Validation of the model or of the neighbourhood can then be obtained with the function validate(). This requires an object (the complete “gmSpatialModel”) and a strategy. Validation strategies are small S3-objects describing what will exactly be done in the validation. They can be quickly defined by means of configuration functions as LeaveOneOut() or NfoldCrossValidation(). The call to validate() will provide some output that can be evaluated with functions such as xvErrorMeasures(), accuracy() or prediction().

### Cokriging and mapping

This way of working is common to the package. You always build a model (with a make.*() function), define a method parameter object (created with a specific, verbose, helper function), and feed both to a common umbrella function describing what do you want to do: validate() or predict(), the second one also requires an argument newdata as is standard in R. The output can then be postprocessed by specific functions.

The method parameter for cokriging is actually the neighbourhood. So, you can give predict() an object resulting from KrigingNeighbourhood(), otherwise it will take the standard one stored in the “gmSpatialModel”, or produce a global neighbourhood cokriging if no neighbourhood description is found.

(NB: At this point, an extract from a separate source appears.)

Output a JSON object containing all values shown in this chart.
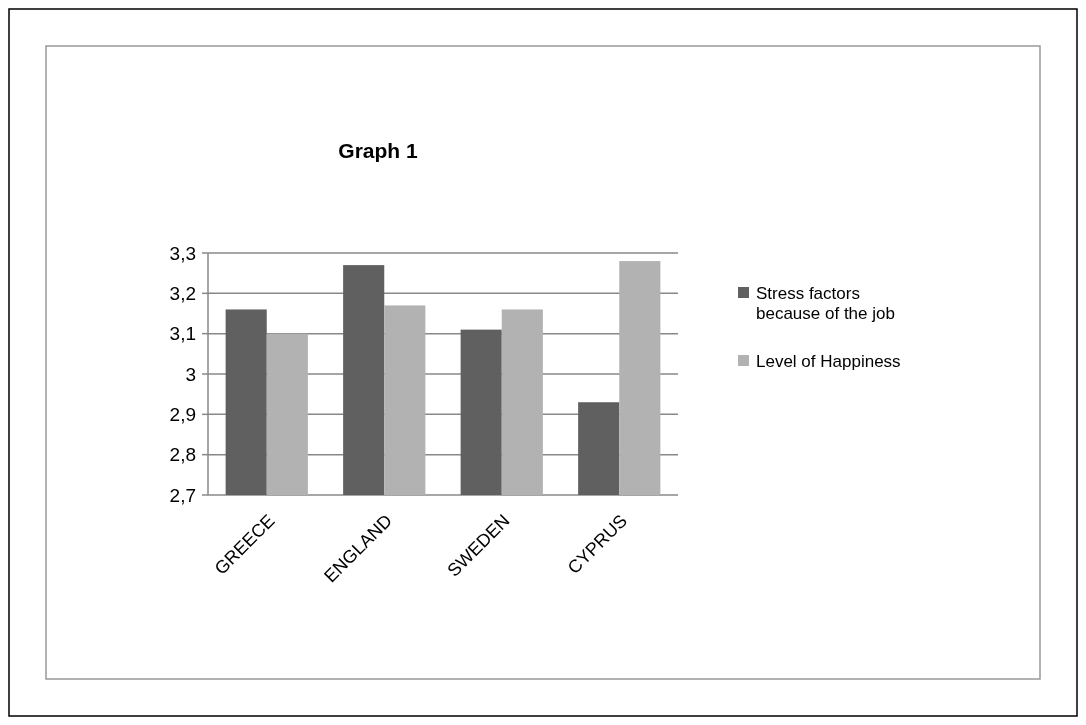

Output of predict for “gstat” objects (the current default) can be re-formed to compositional shape by means of the function gsi.gstatCokriging2compo(); there is an gsi.gstatCokriging2rmult() as well for multivariate data. Maps can be obtained with function image_cokriged(), that produces a choropleth map with legend, and returns the color scale (i.e. some breaks and a palette of colors) to be used, e.g. for plotting the initial data on top of the maps using the same color scale. NOTE: this funtion does NOT freeze the plot! Most probably you will need to call par(mfrow=c(1,1)) to create a clean slate device for the next plot.

## Gaussian cosimulation

### Transformation to Gaussianity

Gaussian cosimulation requires joint multivariate normality. The package provides the flow anamorphosis algorithm for this goal. This is obtained in two steps. First, you create the transformation by calling function ana() with your data and storing it. Then, you apply the stored transformation to the data, and obtain the normalised scores. These scores can then be treated with all methods and techniques of the preceding sections “Exploratory analysis” and “Linear model of coregionalisation (LMC)”, in particular a call to make.gmMultivariateGaussianSpatialModel() will create the passing “gmSpatialModel”.

### Cosimulation

Cosimulation method parameters are created by calls to one of the functions SequentialSimulation(), TurningBands() or CholeskyDecomposition(). All these functions include an argument nsim controlling the number of realisations desired. These are then obtained by a call to predict(), giving it the “gmSpatialModel”, the newdata and the method parameters, in this order.

### Postprocessing

Multivariate cosimulation output can be seen analogue to a 3-dimensional array, with one dimension running along the simulated locations, one dimension along the realisations and one dimension along the variables. This structure is captured in “gmGeostats” with an object of class “DataFrameStack” (extending “data.frame” and mimicking arrays). Point-wise, simulation-wise and variable-wise transformations on this array can be computed with function gmApply(), a wrapper on base::apply() allowing for an easier management of the dimensions of the simulation stack. Maps can also be produced by function image_cokriged().

## Multipoint simulation

Multipoint cosimulation is available with the same strategy than Gaussian based simulation. One needs first to define a “gmSpatialModel” containing the conditioning data (the original data) and the stochastic model (the training image). Second, a simulation grid must be created, and provided to predict() as the newdata argument. And third, we must provide some method parameters defining the simulation algorithm to use: currently, only direct sampling is available, and its parameters can be constructed calling DSpars().

Training images are currently objects of class “SpatialPixelsDataFrame” or “SpatialGridDataFrame”, from package “sp”. The conditioning data will be migrated to the simulation grid internally; the grid topologies for simulation and training image will be checked for consistency.